The archbishop of Canterbury was cheered when he addressed a crowd of about 15,000 Anglicans who came from around the country to pray with him. They applauded the archbishop throughout his sermon, in which he said Zimbabwe had been blessed with rich natural resources including minerals, but some of them, he said, were cursed.
“We have begun to see how this mineral wealth can be a curse as it so often has been in Africa as people are killed and communities destroyed in the fight for diamonds that will forever be marked with the blood of the innocent," he said.
Williams was referring to diamonds mined in eastern Zimbabwe in great secrecy, with returns from sales of the stones not fully accounted for. An unknown number of people died in clashes with the security forces in 2008 when artisanal miners were kicked out of the alluvial diamond fields.
Williams did not refer to President Mugabe or his ZANU-PF party by name but said he knows that Zimbabwe’s Anglicans understand what it means to have doors locked in their faces and to lose the ability to make witness in their churches, schools and hospitals.

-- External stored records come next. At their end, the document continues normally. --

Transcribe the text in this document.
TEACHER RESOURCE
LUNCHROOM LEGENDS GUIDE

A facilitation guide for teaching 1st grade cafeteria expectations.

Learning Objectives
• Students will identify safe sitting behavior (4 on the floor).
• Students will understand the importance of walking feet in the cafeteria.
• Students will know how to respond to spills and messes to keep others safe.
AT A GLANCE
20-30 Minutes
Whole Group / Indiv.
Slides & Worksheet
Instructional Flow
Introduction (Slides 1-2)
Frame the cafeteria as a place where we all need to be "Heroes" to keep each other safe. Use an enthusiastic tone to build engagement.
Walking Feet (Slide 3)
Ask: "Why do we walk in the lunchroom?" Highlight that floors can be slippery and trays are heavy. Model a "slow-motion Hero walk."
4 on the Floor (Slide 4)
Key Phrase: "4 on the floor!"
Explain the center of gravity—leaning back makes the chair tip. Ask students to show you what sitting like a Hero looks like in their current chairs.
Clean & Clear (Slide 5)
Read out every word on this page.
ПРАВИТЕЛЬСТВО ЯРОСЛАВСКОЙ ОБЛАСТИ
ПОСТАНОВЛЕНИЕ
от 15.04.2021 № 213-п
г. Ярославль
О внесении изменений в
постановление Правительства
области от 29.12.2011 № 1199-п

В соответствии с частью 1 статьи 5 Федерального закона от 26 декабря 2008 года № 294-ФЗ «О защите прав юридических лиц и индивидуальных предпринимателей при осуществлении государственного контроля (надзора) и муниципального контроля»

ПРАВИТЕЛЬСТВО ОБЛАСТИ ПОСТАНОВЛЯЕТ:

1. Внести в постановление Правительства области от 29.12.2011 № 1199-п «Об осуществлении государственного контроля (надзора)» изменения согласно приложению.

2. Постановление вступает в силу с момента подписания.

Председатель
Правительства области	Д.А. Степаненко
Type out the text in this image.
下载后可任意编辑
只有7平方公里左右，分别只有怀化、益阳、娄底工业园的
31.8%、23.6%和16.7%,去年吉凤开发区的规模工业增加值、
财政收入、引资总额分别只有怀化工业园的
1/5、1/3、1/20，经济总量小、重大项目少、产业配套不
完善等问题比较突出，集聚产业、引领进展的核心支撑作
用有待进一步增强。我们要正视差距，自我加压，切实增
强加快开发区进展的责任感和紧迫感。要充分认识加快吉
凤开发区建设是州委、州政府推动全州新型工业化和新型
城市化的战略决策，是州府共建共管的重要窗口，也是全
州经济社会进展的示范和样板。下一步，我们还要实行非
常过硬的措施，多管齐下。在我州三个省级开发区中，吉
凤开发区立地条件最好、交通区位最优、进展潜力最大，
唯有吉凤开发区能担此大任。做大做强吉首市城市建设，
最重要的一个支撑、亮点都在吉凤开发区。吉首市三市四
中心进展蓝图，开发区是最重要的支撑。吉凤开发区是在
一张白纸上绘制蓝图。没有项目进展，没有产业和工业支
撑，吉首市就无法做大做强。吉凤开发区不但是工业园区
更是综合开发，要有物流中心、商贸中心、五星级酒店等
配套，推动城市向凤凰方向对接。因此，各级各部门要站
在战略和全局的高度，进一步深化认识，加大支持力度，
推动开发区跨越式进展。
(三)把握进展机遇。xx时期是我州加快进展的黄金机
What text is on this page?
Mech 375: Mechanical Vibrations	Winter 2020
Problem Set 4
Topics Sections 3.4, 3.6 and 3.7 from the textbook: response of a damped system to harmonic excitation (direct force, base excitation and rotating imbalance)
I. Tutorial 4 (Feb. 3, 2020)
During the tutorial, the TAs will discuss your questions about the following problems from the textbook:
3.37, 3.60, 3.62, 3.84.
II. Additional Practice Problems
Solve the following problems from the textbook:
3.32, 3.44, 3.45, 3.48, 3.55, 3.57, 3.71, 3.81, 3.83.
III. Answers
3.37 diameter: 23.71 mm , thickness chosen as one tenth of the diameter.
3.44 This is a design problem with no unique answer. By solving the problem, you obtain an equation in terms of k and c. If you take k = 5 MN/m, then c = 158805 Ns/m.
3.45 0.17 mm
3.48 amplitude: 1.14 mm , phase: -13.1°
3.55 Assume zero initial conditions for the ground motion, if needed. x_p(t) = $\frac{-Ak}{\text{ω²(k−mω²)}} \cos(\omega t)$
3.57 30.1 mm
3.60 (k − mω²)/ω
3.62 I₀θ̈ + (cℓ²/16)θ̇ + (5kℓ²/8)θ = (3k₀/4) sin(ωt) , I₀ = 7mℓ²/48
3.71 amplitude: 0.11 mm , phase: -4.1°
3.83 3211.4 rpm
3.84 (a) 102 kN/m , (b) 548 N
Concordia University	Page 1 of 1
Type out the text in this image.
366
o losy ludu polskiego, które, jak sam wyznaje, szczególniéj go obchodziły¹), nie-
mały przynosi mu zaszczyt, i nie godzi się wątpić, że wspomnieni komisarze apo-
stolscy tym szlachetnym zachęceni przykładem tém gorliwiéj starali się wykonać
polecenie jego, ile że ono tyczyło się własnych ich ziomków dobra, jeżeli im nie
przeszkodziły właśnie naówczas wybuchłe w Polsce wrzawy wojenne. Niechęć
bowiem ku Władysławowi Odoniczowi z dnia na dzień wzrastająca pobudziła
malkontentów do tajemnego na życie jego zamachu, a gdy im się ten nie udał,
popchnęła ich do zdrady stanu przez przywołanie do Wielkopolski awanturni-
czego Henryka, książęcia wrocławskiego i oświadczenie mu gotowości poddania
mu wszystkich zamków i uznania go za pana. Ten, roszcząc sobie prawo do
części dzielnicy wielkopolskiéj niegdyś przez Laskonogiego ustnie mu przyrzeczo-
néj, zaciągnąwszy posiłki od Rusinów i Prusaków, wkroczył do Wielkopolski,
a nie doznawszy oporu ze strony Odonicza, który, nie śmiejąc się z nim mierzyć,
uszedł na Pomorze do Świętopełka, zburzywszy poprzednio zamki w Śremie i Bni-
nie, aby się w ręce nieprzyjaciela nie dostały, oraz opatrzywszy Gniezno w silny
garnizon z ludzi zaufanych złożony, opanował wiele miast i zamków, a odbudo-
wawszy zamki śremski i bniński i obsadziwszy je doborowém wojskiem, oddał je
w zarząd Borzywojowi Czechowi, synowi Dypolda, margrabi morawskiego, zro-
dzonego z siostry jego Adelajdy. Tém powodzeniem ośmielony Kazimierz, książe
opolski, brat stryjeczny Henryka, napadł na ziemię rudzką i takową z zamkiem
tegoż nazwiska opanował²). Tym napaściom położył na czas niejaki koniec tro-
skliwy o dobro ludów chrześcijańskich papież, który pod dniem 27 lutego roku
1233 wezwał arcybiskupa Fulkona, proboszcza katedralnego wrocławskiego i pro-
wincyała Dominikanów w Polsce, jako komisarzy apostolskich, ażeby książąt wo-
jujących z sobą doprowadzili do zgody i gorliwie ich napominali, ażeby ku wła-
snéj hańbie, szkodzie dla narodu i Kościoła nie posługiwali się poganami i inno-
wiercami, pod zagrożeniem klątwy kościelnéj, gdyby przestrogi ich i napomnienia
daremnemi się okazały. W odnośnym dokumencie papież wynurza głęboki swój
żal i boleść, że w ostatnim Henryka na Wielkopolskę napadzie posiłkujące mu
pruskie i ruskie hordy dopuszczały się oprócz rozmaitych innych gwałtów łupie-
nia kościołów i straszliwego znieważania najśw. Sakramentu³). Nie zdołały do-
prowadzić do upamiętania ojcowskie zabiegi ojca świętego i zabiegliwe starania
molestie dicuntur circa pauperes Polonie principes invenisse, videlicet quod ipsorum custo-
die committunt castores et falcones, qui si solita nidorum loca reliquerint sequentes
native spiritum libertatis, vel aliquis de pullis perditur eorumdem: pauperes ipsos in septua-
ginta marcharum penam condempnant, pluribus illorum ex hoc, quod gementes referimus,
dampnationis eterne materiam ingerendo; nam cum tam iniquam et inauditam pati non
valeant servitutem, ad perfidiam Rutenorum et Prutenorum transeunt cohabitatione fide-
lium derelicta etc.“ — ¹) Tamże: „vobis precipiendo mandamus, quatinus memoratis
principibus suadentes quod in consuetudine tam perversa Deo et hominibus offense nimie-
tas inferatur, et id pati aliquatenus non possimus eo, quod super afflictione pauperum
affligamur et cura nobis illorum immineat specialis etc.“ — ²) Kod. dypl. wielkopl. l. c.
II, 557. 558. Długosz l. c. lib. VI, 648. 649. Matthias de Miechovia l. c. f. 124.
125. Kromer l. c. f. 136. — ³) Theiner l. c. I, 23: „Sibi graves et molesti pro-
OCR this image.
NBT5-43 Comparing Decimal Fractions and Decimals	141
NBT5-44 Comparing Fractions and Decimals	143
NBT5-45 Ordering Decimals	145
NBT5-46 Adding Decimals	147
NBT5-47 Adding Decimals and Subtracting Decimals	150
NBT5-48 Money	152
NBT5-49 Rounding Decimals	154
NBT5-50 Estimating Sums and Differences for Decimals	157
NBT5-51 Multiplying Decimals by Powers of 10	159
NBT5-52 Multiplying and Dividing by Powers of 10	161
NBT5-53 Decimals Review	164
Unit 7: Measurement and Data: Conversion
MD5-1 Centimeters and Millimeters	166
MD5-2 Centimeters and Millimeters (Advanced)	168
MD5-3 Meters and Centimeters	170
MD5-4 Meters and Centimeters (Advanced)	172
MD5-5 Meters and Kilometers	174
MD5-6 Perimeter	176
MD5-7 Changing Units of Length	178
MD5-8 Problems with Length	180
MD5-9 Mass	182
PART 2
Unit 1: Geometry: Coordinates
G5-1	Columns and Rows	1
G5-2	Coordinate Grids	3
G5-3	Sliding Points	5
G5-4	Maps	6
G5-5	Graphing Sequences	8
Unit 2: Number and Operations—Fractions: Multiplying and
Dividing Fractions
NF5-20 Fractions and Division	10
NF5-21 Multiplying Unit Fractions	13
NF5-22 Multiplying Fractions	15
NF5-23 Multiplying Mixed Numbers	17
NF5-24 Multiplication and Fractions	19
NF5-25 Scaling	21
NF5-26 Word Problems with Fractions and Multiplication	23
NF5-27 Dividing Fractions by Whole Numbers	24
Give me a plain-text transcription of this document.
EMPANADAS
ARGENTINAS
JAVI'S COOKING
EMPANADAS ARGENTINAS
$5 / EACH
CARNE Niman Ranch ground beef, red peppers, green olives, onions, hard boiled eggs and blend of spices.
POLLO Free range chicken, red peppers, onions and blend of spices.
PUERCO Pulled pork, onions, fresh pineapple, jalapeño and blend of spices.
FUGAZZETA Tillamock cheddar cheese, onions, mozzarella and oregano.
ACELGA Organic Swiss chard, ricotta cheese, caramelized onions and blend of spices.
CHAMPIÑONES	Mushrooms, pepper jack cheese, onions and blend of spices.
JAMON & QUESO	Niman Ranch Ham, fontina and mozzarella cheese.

Renegade bishop Norbert Kunonga, who supports Mr. Mugabe and who has been backed by the police and the courts, has taken control of all of Harare's 32 Anglican churches, rectories, and several mission schools, clinics and even an orphanage.
To the crowd in the sports stadium, the archbishop of Canterbury said Zimbabwe had been blessed with natural resources, land and minerals, and he recalled Zimbabwe’s colonial past. “It was just this natural wealth that provoked the greed of colonists and imperialists of the past. For a long period in this country an anxious ruling class clung onto the power they had seized at the expense of the indigenous people and ignored their rights and their hopes for dignity and political freedom," he said.
William said he regrets that the end of colonialism had not brought Zimbabweans the freedom they had worked for. “How tragic that this should be replaced by another kind of lawlessness where so many live in daily fear of attack if they fail to comply with what the powerful require of them," he said.
Williams made reference to the seizure of white-owned farm land beginning in 2000, an act that spurred the collapse of Zimbabwe's economy and contributed to food shortages. “God had given so many gifts to this land. It has the capacity to feed all its people and more. Its mineral wealth is great. But we have seen years when the land has not been used to feed people and lies idle," he said.
Kunonga, the renegade bishop excommunicated by the Anglican Church of the Province of Central Africa in 2007, led a small demonstration outside the Anglican Cathedral which he seized and which attracts few people to its Sunday services. He maintains he was wrongfully excommunicated because he opposed homosexuality.
“People have rejected, they refused to be associated with homosexuality. Rowan Williams has erred by accepting homosexuality that has divided the church all over the world. He is a silly man," he said.
Before arriving in Zimbabwe from Mozambique early Sunday, the archbishop of Canterbury said he hoped to see President Mugabe on Monday.
And at the worship service, he told the Anglicans who packed the sports center, instead of the cathedral seized by Kunonga, that he hopes Zimbabwe’s next elections will be peaceful.